Zara hizo una pausa y cerró los ojos mientras recordaba la humillación que había sentido.

– Él les había dado la llave y le estaban trayendo la ropa limpia -continuó y miró a Rafe con indignación-. ¿Puedes creer que llevaba la ropa sucia a casa de sus padres y ellos se la traían cuando estaba limpia? En fin, el tema es que sus padres nos interrumpieron y su madre me llamó a un aparte para decirme que Steve había roto hacía muy poco con su novia, después de cinco años de noviazgo, y que yo no era más que una aventura pasajera. Después de eso, no lo vi más. El problema no era que siguiera enamorado de su ex novia, sino que sus padres se entrometían demasiado en su vida.

Rafe la miraba con atención.

– La verdad es que no sé qué decirte.

– Lo sé -dijo ella y suspiró-. Es muy triste. Hubo un par de hombres más y todos con resultados igualmente desastrosos. Después, apareció Jon, pero ya te he hablado de él. Además de eso, he tenido algunas relaciones cortas que se terminaban cuando los tipos se enteraban de que era virgen.

Zara respiró hondo y lo miró ilusionada.

– Supongo que no estás preguntando porque has cambiado de opinión, ¿o sí?

Rafe vaciló un momento antes de contestar.

– Debes saber que eres una tentación irresistible -afirmó, casi gruñendo-. Estamos en esta maldita isla solos; te pasas el día prácticamente desnuda y te paseas ante mí como si nada.

Zara jadeó por lo injusto de la acusación y porque la excitaba ver la pasión encendida en los ojos de Rafe.

– Yo no me paseo ante ti semidesnuda. Mi bañador de una pieza es muy conservador. Distinto sería si tuviera pechos enormes y no llevara sostén.

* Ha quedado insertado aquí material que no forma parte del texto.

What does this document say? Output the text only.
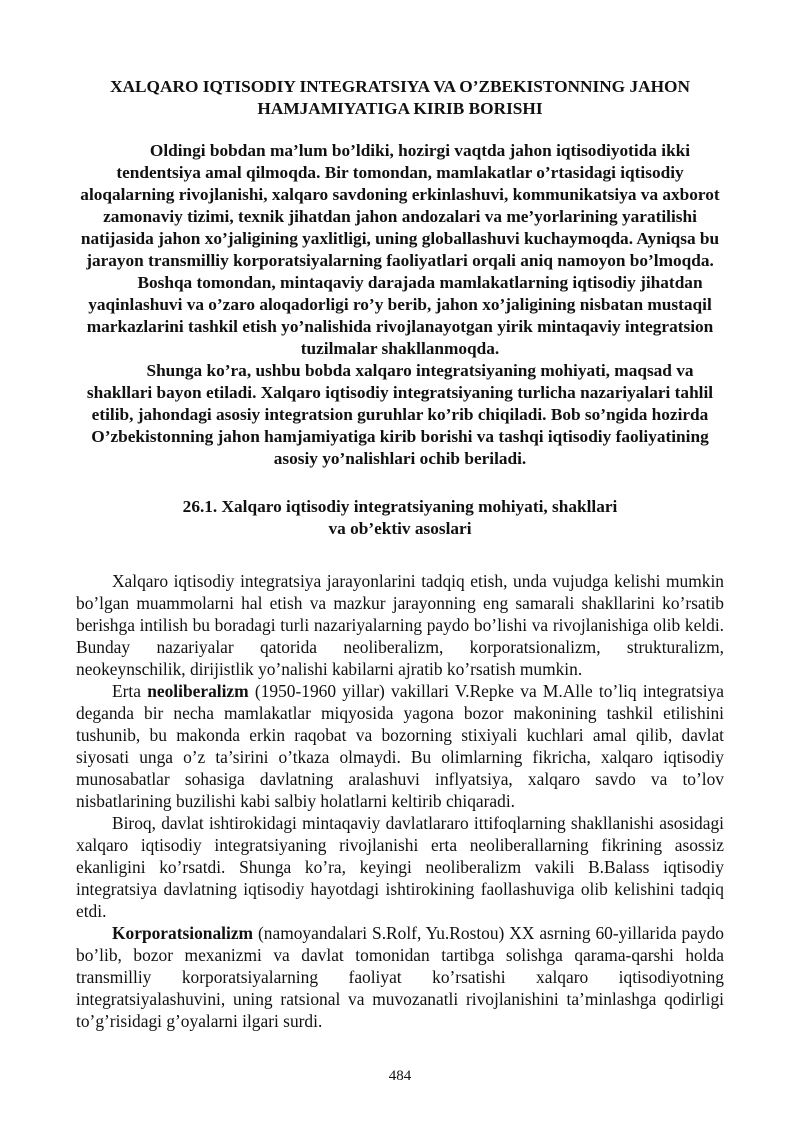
XALQARO IQTISODIY INTEGRATSIYA VA O’ZBEKISTONNING JAHON
HAMJAMIYATIGA KIRIB BORISHI

Oldingi bobdan ma’lum bo’ldiki, hozirgi vaqtda jahon iqtisodiyotida ikki tendentsiya amal qilmoqda. Bir tomondan, mamlakatlar o’rtasidagi iqtisodiy aloqalarning rivojlanishi, xalqaro savdoning erkinlashuvi, kommunikatsiya va axborot zamonaviy tizimi, texnik jihatdan jahon andozalari va me’yorlarining yaratilishi natijasida jahon xo’jaligining yaxlitligi, uning globallashuvi kuchaymoqda. Ayniqsa bu jarayon transmilliy korporatsiyalarning faoliyatlari orqali aniq namoyon bo’lmoqda.

Boshqa tomondan, mintaqaviy darajada mamlakatlarning iqtisodiy jihatdan yaqinlashuvi va o’zaro aloqadorligi ro’y berib, jahon xo’jaligining nisbatan mustaqil markazlarini tashkil etish yo’nalishida rivojlanayotgan yirik mintaqaviy integratsion tuzilmalar shakllanmoqda.

Shunga ko’ra, ushbu bobda xalqaro integratsiyaning mohiyati, maqsad va shakllari bayon etiladi. Xalqaro iqtisodiy integratsiyaning turlicha nazariyalari tahlil etilib, jahondagi asosiy integratsion guruhlar ko’rib chiqiladi. Bob so’ngida hozirda O’zbekistonning jahon hamjamiyatiga kirib borishi va tashqi iqtisodiy faoliyatining asosiy yo’nalishlari ochib beriladi.

26.1. Xalqaro iqtisodiy integratsiyaning mohiyati, shakllari
va ob’ektiv asoslari

Xalqaro iqtisodiy integratsiya jarayonlarini tadqiq etish, unda vujudga kelishi mumkin bo’lgan muammolarni hal etish va mazkur jarayonning eng samarali shakllarini ko’rsatib berishga intilish bu boradagi turli nazariyalarning paydo bo’lishi va rivojlanishiga olib keldi. Bunday nazariyalar qatorida neoliberalizm, korporatsionalizm, strukturalizm, neokeynschilik, dirijistlik yo’nalishi kabilarni ajratib ko’rsatish mumkin.

Erta neoliberalizm (1950-1960 yillar) vakillari V.Repke va M.Alle to’liq integratsiya deganda bir necha mamlakatlar miqyosida yagona bozor makonining tashkil etilishini tushunib, bu makonda erkin raqobat va bozorning stixiyali kuchlari amal qilib, davlat siyosati unga o’z ta’sirini o’tkaza olmaydi. Bu olimlarning fikricha, xalqaro iqtisodiy munosabatlar sohasiga davlatning aralashuvi inflyatsiya, xalqaro savdo va to’lov nisbatlarining buzilishi kabi salbiy holatlarni keltirib chiqaradi.

Biroq, davlat ishtirokidagi mintaqaviy davlatlararo ittifoqlarning shakllanishi asosidagi xalqaro iqtisodiy integratsiyaning rivojlanishi erta neoliberallarning fikrining asossiz ekanligini ko’rsatdi. Shunga ko’ra, keyingi neoliberalizm vakili B.Balass iqtisodiy integratsiya davlatning iqtisodiy hayotdagi ishtirokining faollashuviga olib kelishini tadqiq etdi.

Korporatsionalizm (namoyandalari S.Rolf, Yu.Rostou) XX asrning 60-yillarida paydo bo’lib, bozor mexanizmi va davlat tomonidan tartibga solishga qarama-qarshi holda transmilliy korporatsiyalarning faoliyat ko’rsatishi xalqaro iqtisodiyotning integratsiyalashuvini, uning ratsional va muvozanatli rivojlanishini ta’minlashga qodirligi to’g’risidagi g’oyalarni ilgari surdi.

484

Rafe se puso de pie abruptamente y salió al balcón. Se aferró a la barandilla con fuerza y contempló el mar.

– No puedo echarle la culpa al vino porque ni siquiera he terminado la primera copa.

Zara estaba confundida e ilusionada.

– ¿La culpa de qué?

Él se volvió para mirarla y Zara pudo ver que estaba muy excitado y que el pantalón comenzaba a convertirse en una cárcel para su sexo erecto.